Dequan Finn (born April 21, 2001) is an American professional football quarterback. He played college football for the Toledo Rockets, Baylor Bears, and Miami RedHawks.

== Early life ==
Finn attended Martin Luther King High School in Detroit, Michigan. As a senior, Finn threw for 25 touchdowns and 2,104 yards while also having 21 rushing touchdowns and 1,264 yards rushing. He would lead Martin Luther King to a state championship, while being named the 2018 Mr. Football Michigan. A three-star recruit, Finn was originally committed to Central Michigan but he would flip to Toledo after Central Michigan fired head coach John Banamego.

== College career ==

=== Toledo ===
Finn played sparingly in his first two years with Toledo, as he red-shirted in his freshman season. In 2021, Finn's production increased as he threw for 18 touchdowns and just two interceptions while rushing for nine touchdowns. Entering the 2022 season, Finn was named to the preseason Maxwell Award watch list. On October 15, 2022, he tied a school record, throwing six touchdowns in a 52–31 comeback win against Kent State and set the school record for most touchdowns in a game (7) by adding one rushing score. In 2022, Finn led the Rockets to their first MAC West championship since the 2017 season.
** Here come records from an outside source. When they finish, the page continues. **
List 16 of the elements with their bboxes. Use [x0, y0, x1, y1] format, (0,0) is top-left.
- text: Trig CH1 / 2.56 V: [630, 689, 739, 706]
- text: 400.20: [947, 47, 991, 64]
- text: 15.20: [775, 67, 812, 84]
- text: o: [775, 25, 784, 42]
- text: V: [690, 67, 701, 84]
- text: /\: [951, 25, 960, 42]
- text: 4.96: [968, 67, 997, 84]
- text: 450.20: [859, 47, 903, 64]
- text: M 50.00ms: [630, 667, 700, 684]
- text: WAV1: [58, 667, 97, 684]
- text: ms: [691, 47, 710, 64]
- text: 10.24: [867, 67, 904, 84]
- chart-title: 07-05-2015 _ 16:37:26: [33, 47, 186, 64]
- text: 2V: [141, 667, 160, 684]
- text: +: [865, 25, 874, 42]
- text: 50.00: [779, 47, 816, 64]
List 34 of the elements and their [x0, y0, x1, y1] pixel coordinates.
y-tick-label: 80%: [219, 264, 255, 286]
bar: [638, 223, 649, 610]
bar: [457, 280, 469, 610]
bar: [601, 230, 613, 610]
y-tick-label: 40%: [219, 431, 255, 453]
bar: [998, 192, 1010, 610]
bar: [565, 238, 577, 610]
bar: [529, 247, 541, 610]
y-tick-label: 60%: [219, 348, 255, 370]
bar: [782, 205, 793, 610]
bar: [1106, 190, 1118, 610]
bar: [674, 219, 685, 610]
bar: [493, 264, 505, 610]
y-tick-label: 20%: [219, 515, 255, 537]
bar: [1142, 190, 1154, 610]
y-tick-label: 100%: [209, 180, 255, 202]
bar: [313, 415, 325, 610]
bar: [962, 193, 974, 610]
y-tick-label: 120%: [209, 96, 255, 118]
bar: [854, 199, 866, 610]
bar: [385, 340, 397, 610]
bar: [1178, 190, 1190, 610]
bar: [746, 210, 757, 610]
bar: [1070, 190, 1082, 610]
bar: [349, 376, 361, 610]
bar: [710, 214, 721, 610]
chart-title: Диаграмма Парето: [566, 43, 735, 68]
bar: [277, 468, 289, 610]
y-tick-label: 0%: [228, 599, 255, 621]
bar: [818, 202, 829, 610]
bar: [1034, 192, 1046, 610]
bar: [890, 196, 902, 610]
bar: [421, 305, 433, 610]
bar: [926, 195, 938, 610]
In the 2022 MAC Championship Game Finn was named the offensive MVP. Finn also won the offensive MVP in the 2022 Boca Raton Bowl. In 2023, Finn was named the MAC Most Valuable Player after he led Toledo to an 11–2 record, while passing for 2,657 yards and 22 touchdowns. He entered the transfer portal on December 4, 2023.

=== Baylor ===
On December 17, 2023, Finn announced that he would be transferring to Baylor University, to play for the Baylor Bears. Entering the 2024 season, Finn was named the team's starting quarterback for the season opener against Tarleton State. In his first start at Baylor, he threw for 192 yards and totaled three touchdowns, leading the Bears to a 45–3 victory. He only appeared in three games during the 2024 campaign, applying for a medical hardship waiver with the intent to earn an extra year of collegiate eligibility. On December 13, 2024, Finn entered the transfer portal for the second time.

=== Miami (OH) ===
On January 5, 2025, Finn announced his decision to transfer to Miami University to play for the Miami RedHawks. In eight starts for the RedHawks, he threw for 1,451 yards with nine touchdowns and six interceptions, while also adding 395 rushing yards and four scores. On November 14, Chuck Martin announced that Finn was no longer with the program, citing NFL draft preparation as reason for his departure.

===College statistics===

Season: Team; Games; Passing; Rushing
GP: GS; Record; Cmp; Att; Pct; Yds; Avg; TD; Int; Rtg; Att; Yds; Avg; TD
2019: Toledo; 3; 0; 0–0; 6; 12; 50.0; 86; 7.2; 0; 0; 110.2; 15; 90; 6.0; 0
2020: Toledo; 4; 0; 0–0; 0; 1; 0.0; 0; 0.0; 0; 0; 0.0; 10; 51; 5.1; 0
2021: Toledo; 13; 7; 4–3; 144; 250; 57.6; 2,067; 8.3; 18; 2; 149.2; 112; 502; 4.5; 9
2022: Toledo; 12; 12; 8–4; 188; 315; 59.7; 2,260; 7.2; 23; 12; 136.4; 130; 631; 4.9; 9
2023: Toledo; 13; 13; 11–2; 201; 317; 63.4; 2,657; 8.4; 22; 9; 147.2; 123; 563; 4.3; 7
2024: Baylor; 3; 2; 1–1; 23; 43; 53.5; 307; 7.1; 3; 2; 127.2; 21; 66; 3.1; 2
2025: Miami (OH); 8; 8; 4–4; 106; 181; 58.6; 1,451; 8.0; 9; 6; 135.7; 89; 395; 4.4; 4
Career: 56; 42; 28−14; 669; 1,120; 59.7; 8,841; 7.9; 75; 31; 142.6; 499; 2,302; 4.6; 31

==Professional career==

Pre-draft measurables
| Height | Weight | Arm length | Hand span | Wingspan |
| 6 ft 0+7⁄8 in (1.85 m) | 215 lb (98 kg) | 31+3⁄4 in (0.81 m) | 9+1⁄4 in (0.23 m) | 6 ft 4+3⁄8 in (1.94 m) |
All values from Pro Day

== Personal life ==
On August 18, 2022, Finn signed an NIL deal with the Detroit Sports Commission, becoming an ambassador for the 17th Xenith Prep Kickoff Classic.